If tortillas are to Mexican food culture, then scallion pancakes are the Chinese equivalent.

This recipe comes from the San Francisco Cooking School. I highly recommend serving with a sweet and spicy soy sauce. I have also served scallion pancakes with fried eggs and chili crisp as a hearty breakfast.

Ingredients

  • 2 cups all-purpose flour, plus two tablespoons extra

  • 1 cup very hot water

  • 1/4 cup sesame oil

  • 1 bunch scallions, thinly sliced

  • 1/4 cup vegetable or canola oil

  • 2 teaspoons sugar

  • 1/4 cup soy sauce

Makes 4 Pancakes

Directions

  1. Place flour in bowl a bowl. slowly drizzle in about 3/4 of boiling water. Whisk for 15 seconds.
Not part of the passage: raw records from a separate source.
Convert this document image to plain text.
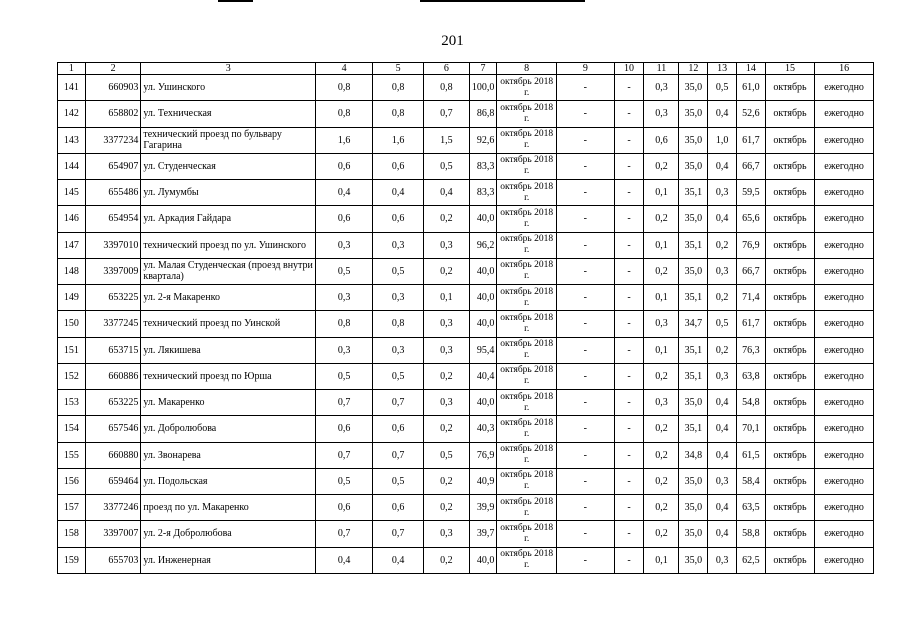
201
1	2	3	4	5	6	7	8	9	10	11	12	13	14	15	16
141	660903	ул. Ушинского	0,8	0,8	0,8	100,0	октябрь 2018 г.	-	-	0,3	35,0	0,5	61,0	октябрь	ежегодно
142	658802	ул. Техническая	0,8	0,8	0,7	86,8	октябрь 2018 г.	-	-	0,3	35,0	0,4	52,6	октябрь	ежегодно
143	3377234	технический проезд по бульвару Гагарина	1,6	1,6	1,5	92,6	октябрь 2018 г.	-	-	0,6	35,0	1,0	61,7	октябрь	ежегодно
144	654907	ул. Студенческая	0,6	0,6	0,5	83,3	октябрь 2018 г.	-	-	0,2	35,0	0,4	66,7	октябрь	ежегодно
145	655486	ул. Лумумбы	0,4	0,4	0,4	83,3	октябрь 2018 г.	-	-	0,1	35,1	0,3	59,5	октябрь	ежегодно
146	654954	ул. Аркадия Гайдара	0,6	0,6	0,2	40,0	октябрь 2018 г.	-	-	0,2	35,0	0,4	65,6	октябрь	ежегодно
147	3397010	технический проезд по ул. Ушинского	0,3	0,3	0,3	96,2	октябрь 2018 г.	-	-	0,1	35,1	0,2	76,9	октябрь	ежегодно
148	3397009	ул. Малая Студенческая (проезд внутри квартала)	0,5	0,5	0,2	40,0	октябрь 2018 г.	-	-	0,2	35,0	0,3	66,7	октябрь	ежегодно
149	653225	ул. 2-я Макаренко	0,3	0,3	0,1	40,0	октябрь 2018 г.	-	-	0,1	35,1	0,2	71,4	октябрь	ежегодно
150	3377245	технический проезд по Уинской	0,8	0,8	0,3	40,0	октябрь 2018 г.	-	-	0,3	34,7	0,5	61,7	октябрь	ежегодно
151	653715	ул. Лякишева	0,3	0,3	0,3	95,4	октябрь 2018 г.	-	-	0,1	35,1	0,2	76,3	октябрь	ежегодно
152	660886	технический проезд по Юрша	0,5	0,5	0,2	40,4	октябрь 2018 г.	-	-	0,2	35,1	0,3	63,8	октябрь	ежегодно
153	653225	ул. Макаренко	0,7	0,7	0,3	40,0	октябрь 2018 г.	-	-	0,3	35,0	0,4	54,8	октябрь	ежегодно
154	657546	ул. Добролюбова	0,6	0,6	0,2	40,3	октябрь 2018 г.	-	-	0,2	35,1	0,4	70,1	октябрь	ежегодно
155	660880	ул. Звонарева	0,7	0,7	0,5	76,9	октябрь 2018 г.	-	-	0,2	34,8	0,4	61,5	октябрь	ежегодно
156	659464	ул. Подольская	0,5	0,5	0,2	40,9	октябрь 2018 г.	-	-	0,2	35,0	0,3	58,4	октябрь	ежегодно
157	3377246	проезд по ул. Макаренко	0,6	0,6	0,2	39,9	октябрь 2018 г.	-	-	0,2	35,0	0,4	63,5	октябрь	ежегодно
158	3397007	ул. 2-я Добролюбова	0,7	0,7	0,3	39,7	октябрь 2018 г.	-	-	0,2	35,0	0,4	58,8	октябрь	ежегодно
159	655703	ул. Инженерная	0,4	0,4	0,2	40,0	октябрь 2018 г.	-	-	0,1	35,0	0,3	62,5	октябрь	ежегодно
If dough does not come together and ride around the blade, drizzle in more water a tablespoon at a time until it just comes together. Transfer to a floured work surface and knead a few times to form a smooth ball. Transfer to a bowl, cover with a damp towel or plastic wrap, and allow to rest for 30 minutes at room temperature, or up to overnight in the fridge. Combine all the sauce ingredients and set aside at room temperature.

  2. Divide dough into 4 even pieces and roll each into a smooth ball. Working one ball at a time, roll out into a disk roughly 8-inches in diameter on either a lightly floured surface, or an oiled surface. Paint a very thin layer of sesame oil over the top of the disk. Sprinkle with scallions. Roll disk up like a jelly roll, then twist roll into a tight spiral, tucking the end underneath. Flatten gently with your hand and roll into an 8-inch disk.

  3. Heat oil in an 8-inch nonstick or cast-iron over medium-high heat until shimmering and carefully slip pancake into the hot oil. Gently shake the pan while the pancake cooks until it is golden brown, about 2 minutes per side. Drain on rack or paper towels. Season with salt and cut into 6 wedges.

  4. Serve immediately with dipping sauce (soy sauce + sugar).